November 1, 2014

Thinking About Storage In a New Way, From Cloud to Flash, with Dropbox and Fusion-io

I’ve been a storage revolutionary for quite a while, looking for new ways of data storage rather than technologies that perpetuate the same old approaches. That’s why I’m excited about the implications of two very different API access methods announced by Dropbox at DBX and by Fusion-io today at OSCON.

We need smarter, more integrated storage.

Dropbox App Storage

On the consumer side, there’s Dropbox, who announced Sync and Datastore APIs at their DBX conference this month. These APIs are interesting in and of themselves, but more so when one takes a big picture look at them: Dropbox is challenging the whole concept of mobile device storage, suggesting that temporary caches of a cloud datastore are more relevant.

It would be foolish to argue that distributed sync and key/value datastores aren’t taking over the mobile world, but these things are devilishly difficult to get right. Witness Apple’s continuing stumbles with iCloud, for example. But Dropbox has done a fantastic job of making sync work in the real world, and now they’re opening those systems to developers.

But Dropbox is also explicitly challenging the whole notion of file-based storage. This is another huge, and overdue, revelation. Why bother with files when what today’s apps really need is key/value lookups and blob storage? Watch the keynote above and consider what they’re saying: It’s a new world, and this is what storage ought to look like.

Fusion-io NVM Access

After taking a week to digest the implications of Dropbox’s mobility-enhancing storage strategy, I was contacted by Fusion-io regarding their announcements at Open Source Convention (OSCON) 2013. After a discussion with Brent Compton, Sr. Director of Product Management, I am convinced that this seemingly-unrelated announcement actually has a lot in common!

Fusion-io is announcing three contributions to open source:

  1. A key-value interface to flash, NVMKV – This is an API spec and library along with source code enabling applications directly to store data in non-volatile memory (e.g. Fusion-io flash cards) using a key/value pair rather than conventional file or block I/O.
  2. A modification of the Linux VM subsystem enabling better use of demand paging from non-volatile memory. Paging was basically given up for dead among Linux server guys, but makes a whole lot more sense in a NVM world!
  3. API specs for the Fusion-io flash translation layer enabling atomic access to non-volatile memory, including vectored atomic writes. This has already been implemented in MariaDB 5.5.31 and Percona Server 5.5.31-30.

Let’s take a moment to consider the Fusion-io announcement in a larger context: They’re not talking about conventional storage paradigms anymore.
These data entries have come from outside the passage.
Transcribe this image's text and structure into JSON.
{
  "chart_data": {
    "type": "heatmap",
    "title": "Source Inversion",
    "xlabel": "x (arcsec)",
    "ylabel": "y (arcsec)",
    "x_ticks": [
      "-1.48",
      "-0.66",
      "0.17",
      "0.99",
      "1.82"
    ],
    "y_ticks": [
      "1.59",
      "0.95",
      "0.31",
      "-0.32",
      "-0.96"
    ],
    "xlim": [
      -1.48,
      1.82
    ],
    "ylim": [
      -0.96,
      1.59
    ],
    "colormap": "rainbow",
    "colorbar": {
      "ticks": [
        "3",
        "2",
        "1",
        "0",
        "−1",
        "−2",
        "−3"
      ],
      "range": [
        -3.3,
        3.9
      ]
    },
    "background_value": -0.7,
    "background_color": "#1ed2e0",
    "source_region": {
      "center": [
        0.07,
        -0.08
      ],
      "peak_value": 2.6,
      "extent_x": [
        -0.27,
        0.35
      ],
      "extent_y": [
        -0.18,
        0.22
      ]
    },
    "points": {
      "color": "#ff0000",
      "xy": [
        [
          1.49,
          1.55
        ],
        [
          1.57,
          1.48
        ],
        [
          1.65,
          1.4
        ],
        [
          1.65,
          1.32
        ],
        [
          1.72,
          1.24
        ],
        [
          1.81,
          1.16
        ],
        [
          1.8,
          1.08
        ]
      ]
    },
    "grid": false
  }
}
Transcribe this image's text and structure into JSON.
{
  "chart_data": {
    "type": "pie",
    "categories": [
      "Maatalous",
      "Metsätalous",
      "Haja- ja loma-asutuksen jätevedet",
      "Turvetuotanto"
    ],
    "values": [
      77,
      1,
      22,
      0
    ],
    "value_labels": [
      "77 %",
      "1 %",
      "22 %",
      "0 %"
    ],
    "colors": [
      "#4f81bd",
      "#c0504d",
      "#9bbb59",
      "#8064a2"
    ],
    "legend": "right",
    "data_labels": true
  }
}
Instead, Fusion-io is pushing specific enhancements to real-world applications to use storage in a new way. This is the Internet datacenter flipside of the Dropbox announcement!

Here’s an example: MySQL databases (with Innodb) use a double write technique to ensure consistency: They write all data twice, then perform an fsync(), then proceed knowing the data is safely written. This is necessary because block storage can result in partial writes: Perhaps the system crashes after one or two 4K blocks were written, losing the remaining blocks and leaving the data in an inconsistent state. But Fusion-io’s atomic write API pushes responsibility for data consistency to the storage device: Issue an atomic write and the ioMemory card will ensure the data has been written completely. So MySQL can skip the double write and just commit data directly.

Atomic writes are practical for non-volatile memory devices because this is how they already function internally: Flash memory is handled in this way by the controller, so it’s a simple matter to expose this to the application and enable atomic writes. This has never been possible before because spinning disks just don’t work this way!

Fusion-io can even do vectored I/O, enabling multiple disjoint buffers to be updated in one atomic operation. Known as scatter-gather, this is another new paradigm for data storage since disks simply could not do this.

Then there’s the key/value API. This has exciting implications for databases, sure, but it goes well beyond that. Just like mobile applications, today’s “big data” systems (yeah, I said it) need key/value access not just block storage. This has long been handled by intermediary applications (databases) and those will likely continue. But instead of managing data on block storage, databases can commit a shard to a NVM key/value interface like the one Fusion-io just offered.

Stephen’s Stance

It’s not that we need a new storage array or company. Rather, we need a whole new way of “doing storage” that reflects the changing reality of both clients (mobile devices, web applications, etc) and storage targets (flash vs. disk). We already live in this new world of key/value datastores but storage technology has been slow to adapt. That’s why I’m excited about Dropbox, Fusion-io, and so many other “new ideas” companies!

It’s important to recognize that the “old school” companies aren’t completely unaware of this shift. The SNIA NVM Programming working group includes lots of familiar names in storage (Dell, EMC, HP, IBM, Intel, NetApp, Oracle, etc), all looking beyond today’s spinning disks. Just like me, they recognize that non-volatile memory is the future.